// article

Recognizing Digits

Twenty numbers per digit gets you 94% of the way there

April 27, 2026 Article

Twenty principal components get you 94.2% test accuracy on handwritten digits. The full 64-pixel image gets you 97.8%. That gap, three and a half points, is what more than triple the dimensions buys you. I ran the experiment because I keep seeing people reach for a convnet on problems this size, and I wanted to know what the floor actually looks like.

Two-dimensional PCA embedding of the test digits, each point colored by its true class, with class centroids labeled. The centroids for 1 and 8 sit closest together, marking the pair the classifier swaps most.

Project every test image onto its first two principal components and the structure is already visible. Most digits pull apart into their own territory. The centroids for 1 and 8 sit closer than any other pair, and that proximity is exactly where the model’s errors come from. Two components reach only 51% accuracy, but they hold enough of the picture to predict the confusion matrix before you train a thing.

The data is sklearn’s bundled UCI Optical Digits set: 1,797 samples, each an 8x8 grayscale image flattened into 64 pixel columns, ten classes, roughly 180 examples per digit. It is tiny. Each pixel is an integer from 0 to 16. I split 1,347 train and 450 test, stratified by digit, fixed the seed at 42, and standardized using train statistics only so PCA and the classifier never see the test set. Everything below is test-set accuracy unless I say otherwise.

The baseline overfits, and it does not matter

Plain logistic regression on all 64 standardized pixels hits 100.0% on train and 97.8% on test. So yes, it memorizes the training set perfectly. With 1,347 rows and 640 weights (64 pixels times 10 classes), that is not shocking. But the test number holds up, so the memorization is not costing much. I almost did not report the train number because it looks alarming in isolation. The honest read: a linear model on raw pixels is already near-ceiling for this dataset, and a 2.2-point test error is most of what is left to win.

That reframes the whole exercise. The interesting question stops being how to get more accuracy and becomes how cheap I can make this before it hurts.

Most of the 64 pixels are dead weight

PCA answers that directly.
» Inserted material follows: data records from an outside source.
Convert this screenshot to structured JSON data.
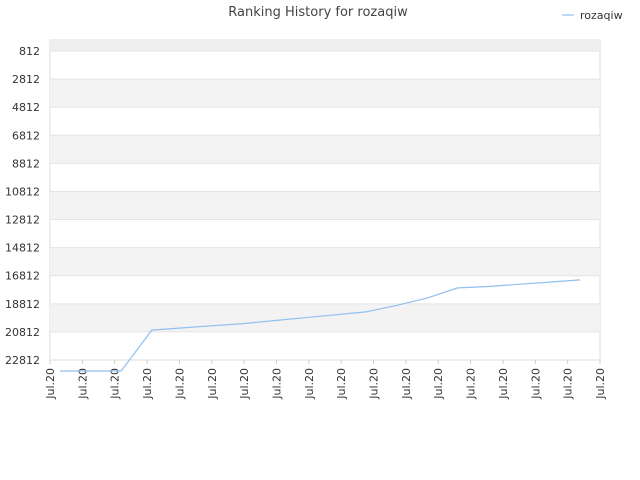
{
  "chart_data": {
    "type": "line",
    "title": "Ranking History for rozaqiw",
    "xlabel": "",
    "ylabel": "",
    "x": [
      "Jul.20",
      "Jul.20",
      "Jul.20",
      "Jul.20",
      "Jul.20",
      "Jul.20",
      "Jul.20",
      "Jul.20",
      "Jul.20",
      "Jul.20",
      "Jul.20",
      "Jul.20",
      "Jul.20",
      "Jul.20",
      "Jul.20",
      "Jul.20",
      "Jul.20",
      "Jul.20"
    ],
    "y_reversed": true,
    "ylim": [
      812,
      22812
    ],
    "yticks": [
      "812",
      "2812",
      "4812",
      "6812",
      "8812",
      "10812",
      "12812",
      "14812",
      "16812",
      "18812",
      "20812",
      "22812"
    ],
    "grid": true,
    "legend_position": "top-right",
    "series": [
      {
        "name": "rozaqiw",
        "color": "#90c0ee",
        "values": [
          22812,
          22812,
          22812,
          20000,
          19850,
          19700,
          19550,
          19350,
          19150,
          18950,
          18750,
          18300,
          17800,
          17100,
          17000,
          16850,
          16700,
          16550
        ]
      }
    ]
  }
}
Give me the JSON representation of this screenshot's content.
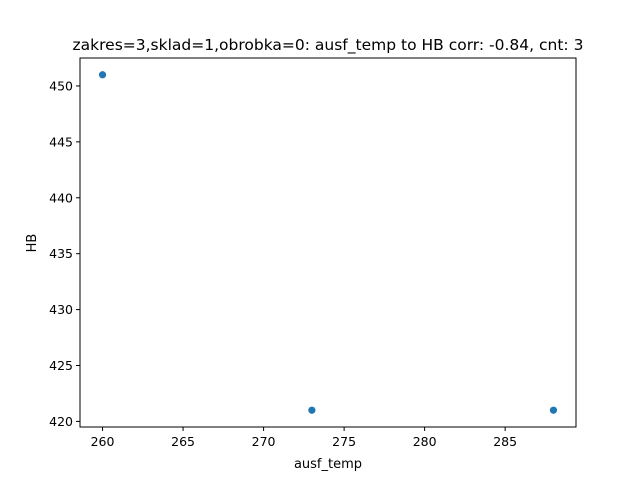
{
  "chart_data": {
    "type": "scatter",
    "title": "zakres=3,sklad=1,obrobka=0: ausf_temp to HB corr: -0.84, cnt: 3",
    "xlabel": "ausf_temp",
    "ylabel": "HB",
    "xlim": [
      258.6,
      289.4
    ],
    "ylim": [
      419.5,
      452.5
    ],
    "xticks": [
      260,
      265,
      270,
      275,
      280,
      285
    ],
    "yticks": [
      420,
      425,
      430,
      435,
      440,
      445,
      450
    ],
    "points": [
      {
        "x": 260,
        "y": 451
      },
      {
        "x": 273,
        "y": 421
      },
      {
        "x": 288,
        "y": 421
      }
    ],
    "grid": false,
    "marker_color": "#1f77b4"
  }
}
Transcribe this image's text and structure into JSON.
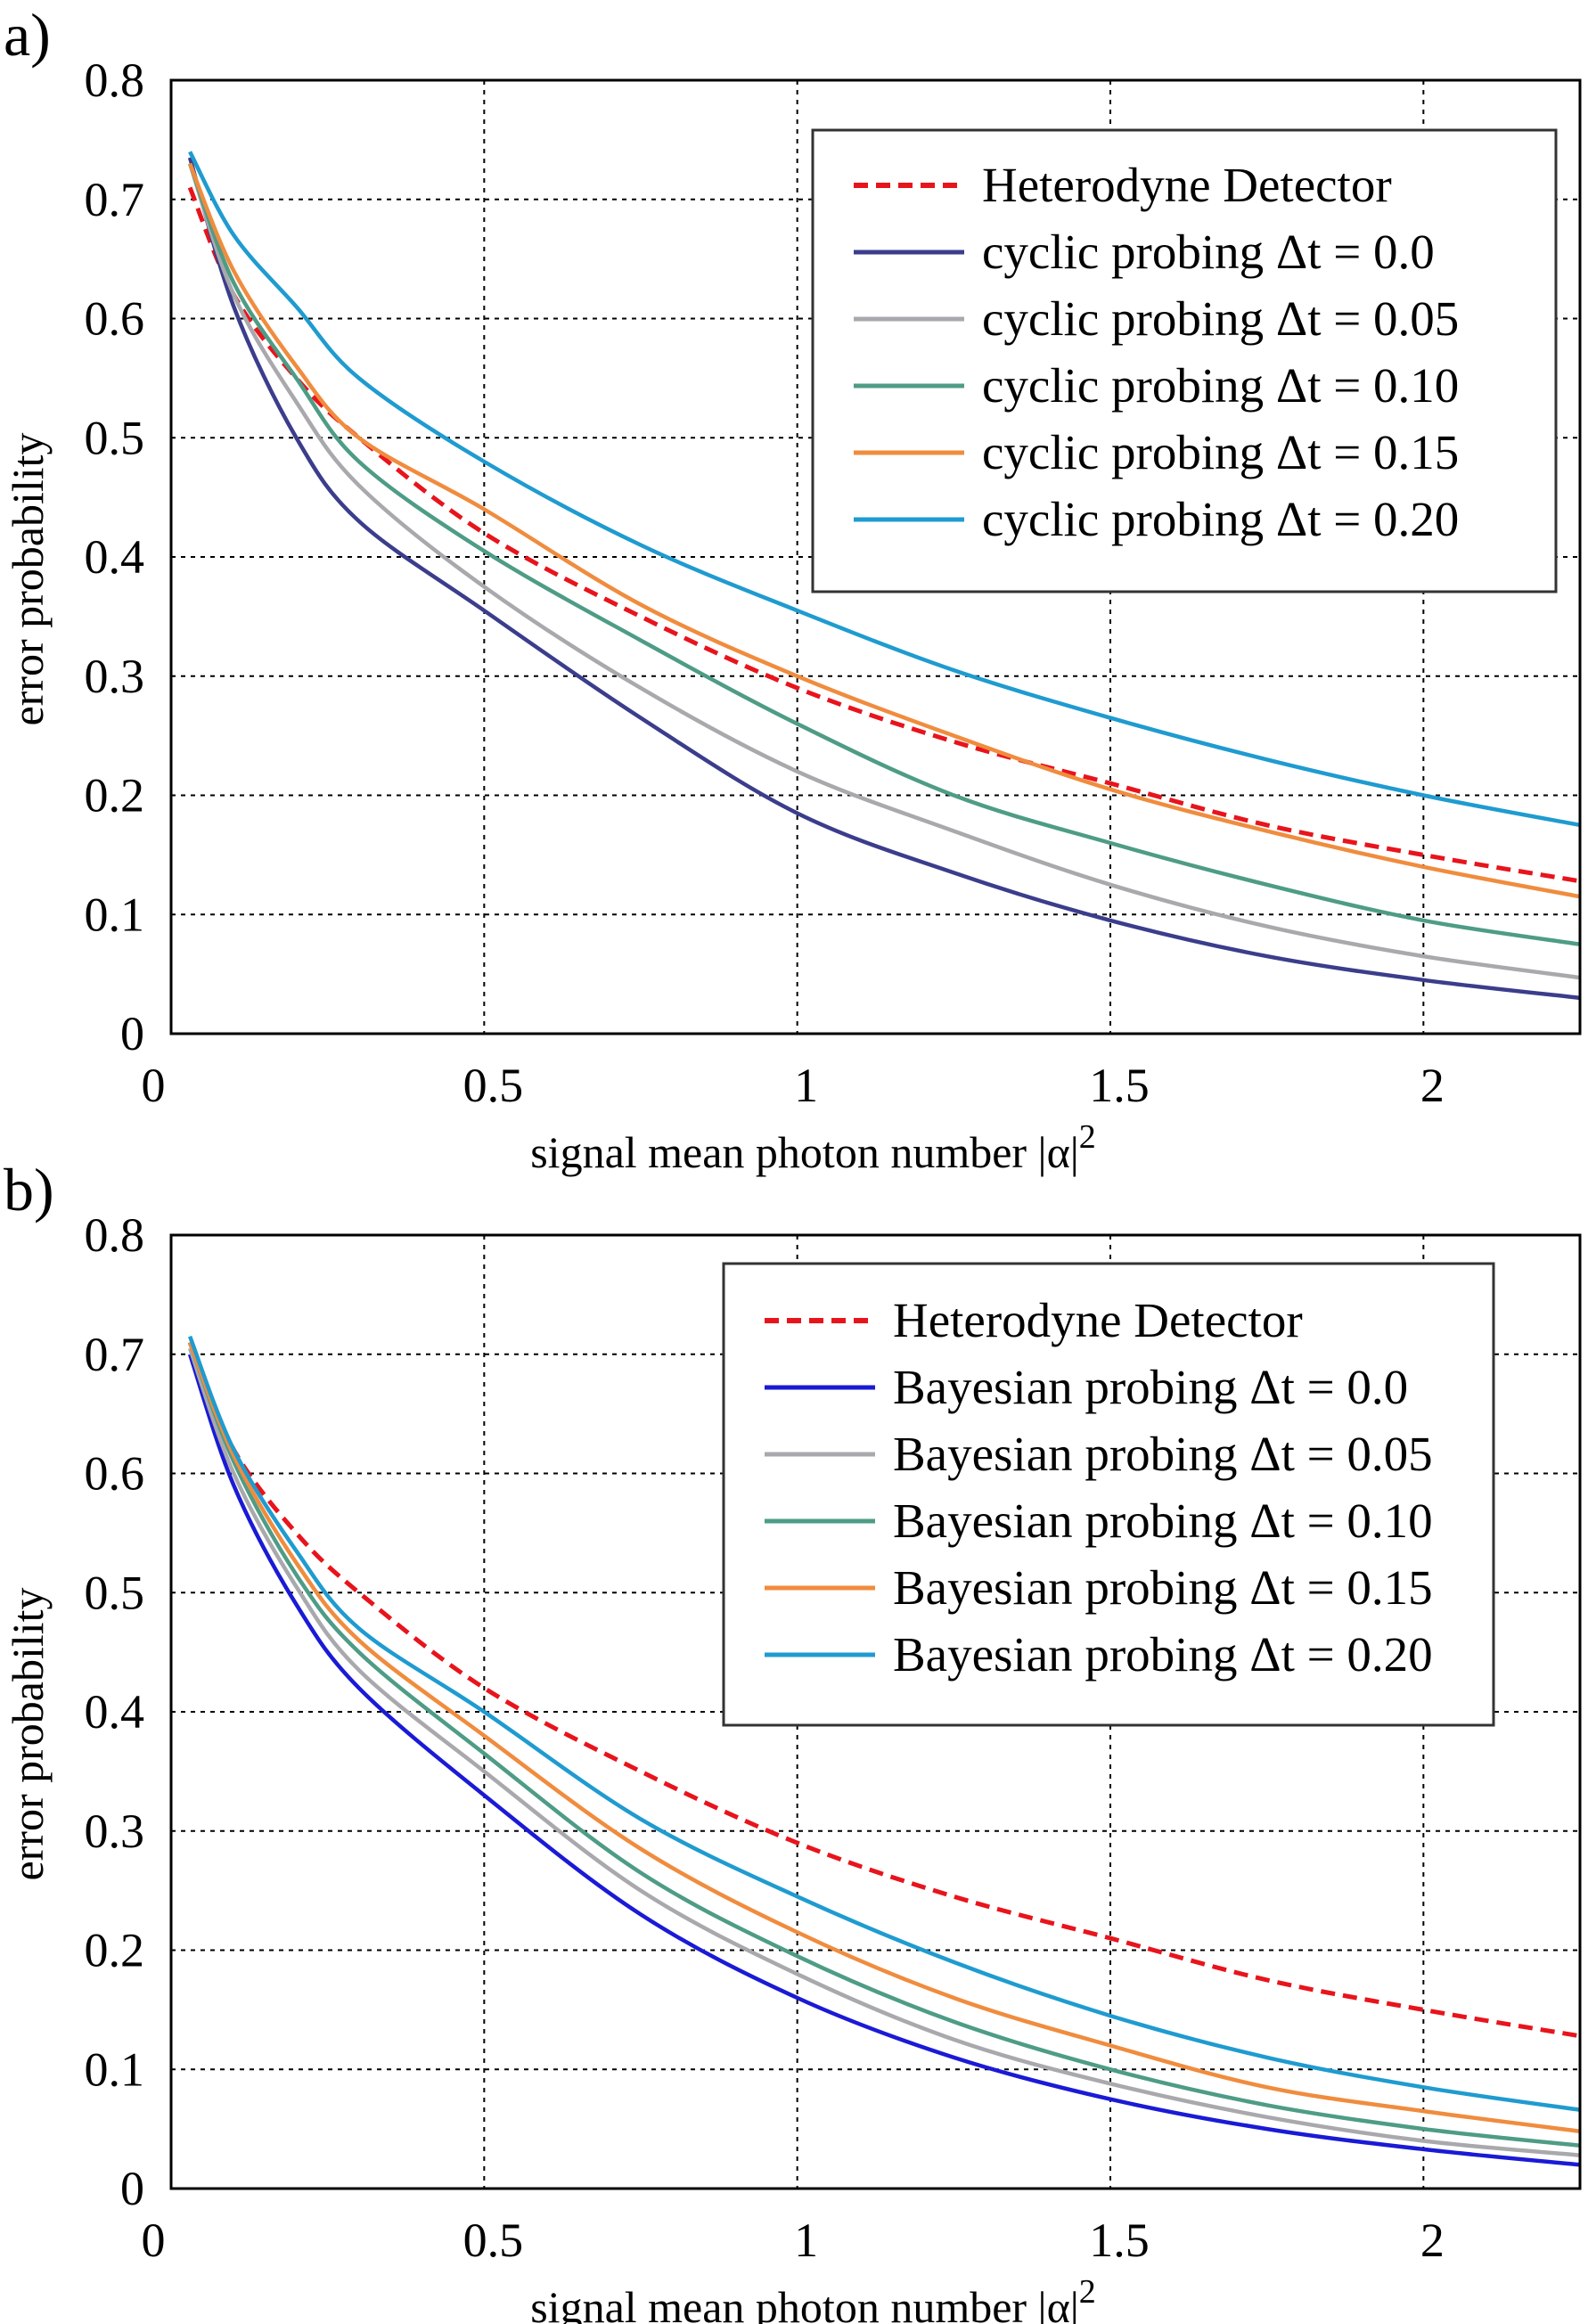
{
  "chart_data": [
    {
      "type": "line",
      "panel_label": "a)",
      "xlabel": "signal mean photon number |α|",
      "xlabel_superscript": "2",
      "ylabel": "error probability",
      "xlim": [
        0,
        2.25
      ],
      "ylim": [
        0,
        0.8
      ],
      "xticks": [
        "0",
        "0.5",
        "1",
        "1.5",
        "2"
      ],
      "yticks": [
        "0",
        "0.1",
        "0.2",
        "0.3",
        "0.4",
        "0.5",
        "0.6",
        "0.7",
        "0.8"
      ],
      "grid": true,
      "legend_position": "top-right",
      "x": [
        0.03,
        0.1,
        0.2,
        0.3,
        0.5,
        0.75,
        1.0,
        1.25,
        1.5,
        1.75,
        2.0,
        2.25
      ],
      "series": [
        {
          "name": "Heterodyne Detector",
          "color": "#e8141c",
          "style": "dashed",
          "values": [
            0.71,
            0.62,
            0.55,
            0.5,
            0.42,
            0.35,
            0.29,
            0.245,
            0.21,
            0.175,
            0.15,
            0.128
          ]
        },
        {
          "name": "cyclic probing Δt = 0.0",
          "color": "#3b3d8c",
          "style": "solid",
          "values": [
            0.735,
            0.61,
            0.5,
            0.43,
            0.355,
            0.265,
            0.185,
            0.135,
            0.095,
            0.065,
            0.045,
            0.03
          ]
        },
        {
          "name": "cyclic probing Δt = 0.05",
          "color": "#a9a9ad",
          "style": "solid",
          "values": [
            0.73,
            0.62,
            0.53,
            0.46,
            0.375,
            0.29,
            0.22,
            0.17,
            0.125,
            0.09,
            0.065,
            0.047
          ]
        },
        {
          "name": "cyclic probing Δt = 0.10",
          "color": "#4e9c86",
          "style": "solid",
          "values": [
            0.73,
            0.63,
            0.55,
            0.48,
            0.405,
            0.33,
            0.26,
            0.2,
            0.16,
            0.125,
            0.095,
            0.075
          ]
        },
        {
          "name": "cyclic probing Δt = 0.15",
          "color": "#f08c3e",
          "style": "solid",
          "values": [
            0.73,
            0.64,
            0.56,
            0.5,
            0.44,
            0.36,
            0.3,
            0.25,
            0.205,
            0.17,
            0.14,
            0.115
          ]
        },
        {
          "name": "cyclic probing Δt = 0.20",
          "color": "#1f9bd0",
          "style": "solid",
          "values": [
            0.74,
            0.67,
            0.61,
            0.55,
            0.48,
            0.41,
            0.355,
            0.305,
            0.265,
            0.23,
            0.2,
            0.175
          ]
        }
      ]
    },
    {
      "type": "line",
      "panel_label": "b)",
      "xlabel": "signal mean photon number |α|",
      "xlabel_superscript": "2",
      "ylabel": "error probability",
      "xlim": [
        0,
        2.25
      ],
      "ylim": [
        0,
        0.8
      ],
      "xticks": [
        "0",
        "0.5",
        "1",
        "1.5",
        "2"
      ],
      "yticks": [
        "0",
        "0.1",
        "0.2",
        "0.3",
        "0.4",
        "0.5",
        "0.6",
        "0.7",
        "0.8"
      ],
      "grid": true,
      "legend_position": "top-right",
      "x": [
        0.03,
        0.1,
        0.2,
        0.3,
        0.5,
        0.75,
        1.0,
        1.25,
        1.5,
        1.75,
        2.0,
        2.25
      ],
      "series": [
        {
          "name": "Heterodyne Detector",
          "color": "#e8141c",
          "style": "dashed",
          "values": [
            0.71,
            0.62,
            0.55,
            0.5,
            0.42,
            0.35,
            0.29,
            0.245,
            0.21,
            0.175,
            0.15,
            0.128
          ]
        },
        {
          "name": "Bayesian probing Δt = 0.0",
          "color": "#1a1ad6",
          "style": "solid",
          "values": [
            0.7,
            0.59,
            0.49,
            0.42,
            0.33,
            0.23,
            0.16,
            0.11,
            0.075,
            0.05,
            0.033,
            0.02
          ]
        },
        {
          "name": "Bayesian probing Δt = 0.05",
          "color": "#a9a9ad",
          "style": "solid",
          "values": [
            0.705,
            0.6,
            0.505,
            0.435,
            0.35,
            0.25,
            0.18,
            0.125,
            0.088,
            0.06,
            0.04,
            0.028
          ]
        },
        {
          "name": "Bayesian probing Δt = 0.10",
          "color": "#4e9c86",
          "style": "solid",
          "values": [
            0.71,
            0.61,
            0.515,
            0.45,
            0.365,
            0.265,
            0.195,
            0.14,
            0.1,
            0.07,
            0.05,
            0.036
          ]
        },
        {
          "name": "Bayesian probing Δt = 0.15",
          "color": "#f08c3e",
          "style": "solid",
          "values": [
            0.71,
            0.615,
            0.525,
            0.46,
            0.38,
            0.285,
            0.215,
            0.16,
            0.12,
            0.085,
            0.065,
            0.048
          ]
        },
        {
          "name": "Bayesian probing Δt = 0.20",
          "color": "#1f9bd0",
          "style": "solid",
          "values": [
            0.715,
            0.62,
            0.535,
            0.47,
            0.4,
            0.31,
            0.245,
            0.19,
            0.145,
            0.11,
            0.085,
            0.066
          ]
        }
      ]
    }
  ]
}
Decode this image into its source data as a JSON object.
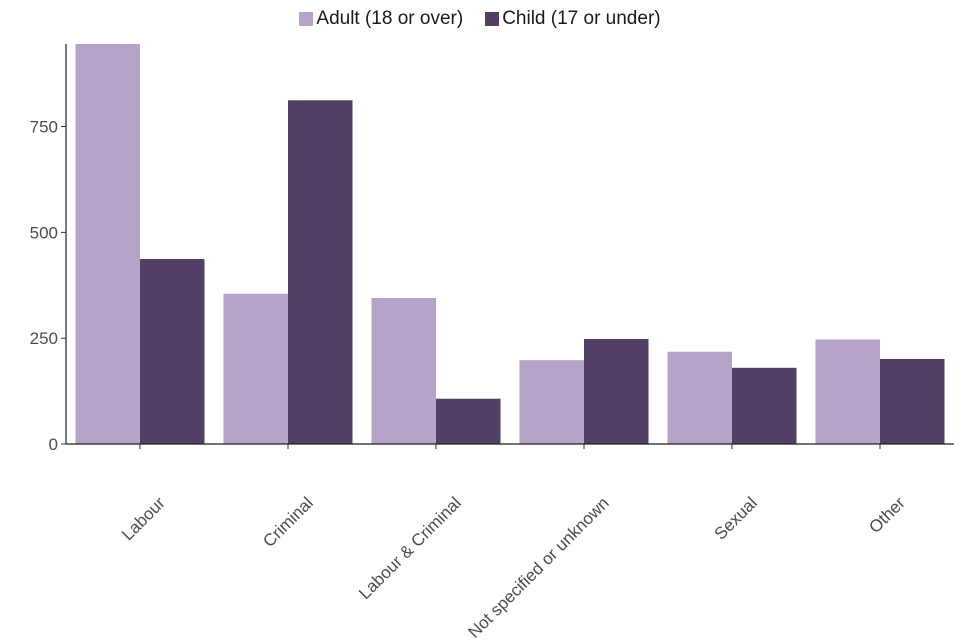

Run it on the standardized training pixels and look at cumulative explained variance.

Cumulative explained variance against number of principal components. 31 components reach 90% of the variance, 40 reach 95%, and the curve flattens hard after that.

You need 31 components to capture 90% of the variance and 40 to reach 95%. That sounds like a lot until you remember the corners. In an 8x8 digit the outer ring of pixels is almost always zero. Nobody writes a 7 into the top-left corner, so a chunk of those 64 dimensions carry no signal at all. The variance is real but it spreads thin across the back half of the spectrum, the part that is mostly noise and edge jitter.

Here is the payoff. I trained the same logistic regression on the top-k components and walked k down.

Test accuracy against the number of principal components kept. Accuracy climbs steeply from 51% at two components to 94.2% at twenty, then flattens just under the 97.8% full-pixel baseline.

2 components: 51.1%
5 components: 78.4%
10 components: 85.8%
15 components: 92.7%
20 components: 94.2%

Twenty numbers per image and you are within 3.6 points of the full-pixel model. Forty components, the 95%-variance cut, gets you to 96.0%, and that model overfits less than the baseline: a train/test gap of 3.8 points instead of a memorized training set riding under a 2.2-point test error. The complexity-by-default instinct says throw all 64 pixels at it. The data says the last 44 components buy you less than two points.

What actually gets confused

So I took the 40-component model, my best small model at 96.0% test, and looked at where its 18 test errors land.

Confusion matrix of the 40-component model. The diagonal is dark and full; the two off-diagonal cells for true 1 predicted 8 and true 8 predicted 1 are outlined as the worst pair.

The single worst pair is 1 and 8. Across both directions they are swapped 7 times, and the most common single mistake is a true 8 read as a 1, four times. I expected the classic 3/5/8 mush, and it does show up, but 1 versus 8 beating it was the surprise that made me re-check the matrix. At 8x8 resolution it makes sense once you see it. A thin or open 8 collapses toward a vertical stroke, and there are not enough pixels to keep the two loops of an 8 distinct from the single line of a 1. The resolution is the bottleneck, not the model.

That is the caveat I will put a flag on. This is not MNIST. These are 8x8 thumbnails, 64 pixels, and a lot of the hard cases are hard because the image is too small to resolve, not because the classifier is too simple. A 28x28 digit would split the 1/8 tangle that this resolution cannot. Do not read “linear model wins” as a universal law. Read it as this: at this resolution the information ceiling is low enough that a linear model on a fifth of the dimensions sits right under it.

If you are shipping something that classifies low-res glyphs, start with PCA to twenty-ish components and logistic regression, measure, and add capacity only when the confusion matrix names the pair costing you. For this dataset that pair is 1 and 8, and no amount of extra pixels you do not have is going to fix it.